The Shore Between Two Rivers
The photographs here are inspired by the writing of Gaston Bachelard, who described the sea as a manifestation and a presence of material imagination. The Flyde Coast, in the north west of England, is a 13-mile coastal plain situated between the River Wyre to the north and the River Ribble to the south. To those who gravitate here – from young hopefuls to the newly retired – the sea and its shoreline act as a poetic mirror: an ocean of real or imagined possibilities.
Extended Caption
In The Shore Between Two Rivers, John Harrison has photographed the Fylde Coast, a 13-mile strip of Lancashire’s northwest shoreline cradled between the River Wyre to the north and the River Ribble to the south.
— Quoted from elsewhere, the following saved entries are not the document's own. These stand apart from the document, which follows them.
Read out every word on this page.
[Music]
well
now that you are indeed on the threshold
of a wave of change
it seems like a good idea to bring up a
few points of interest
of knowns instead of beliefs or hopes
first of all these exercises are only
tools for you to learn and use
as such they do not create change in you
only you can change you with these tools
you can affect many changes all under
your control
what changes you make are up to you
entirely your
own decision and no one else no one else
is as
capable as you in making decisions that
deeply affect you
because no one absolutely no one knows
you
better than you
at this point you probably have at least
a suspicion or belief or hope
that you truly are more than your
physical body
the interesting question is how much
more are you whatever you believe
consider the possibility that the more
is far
Inspired by Gaston Bachelard’s notion of the sea as a place of ‘material imagination’, this series captures an edge of land where rivers meet the sea, and where the shore becomes a mirror for hope and reflection. The photographs explore the Fylde Coast’s rhythms: identities of day-trippers and seasonal workers, architectures of entertainment and sea defences, and the seaside as a retreat for new beginnings or for drawn-out ends. Set against Lancashire’s evolving economic and civic landscape – where municipal regeneration plans intend to redefine the future – Harrison’s photographs are elegiac, anchoring the viewer within an evocative and liminal geography.
Notes
The photographs from The Shore Between Two Rivers were made on Lancashire’s Flyde Coast from 2024 onwards. By the new year of 2026, the municipality of Blackpool was advancing a £2 billion regeneration agenda, headlined by a £131 million capital investment plan and a dual bid for UK Town of Culture 2028 and City of Culture 2029.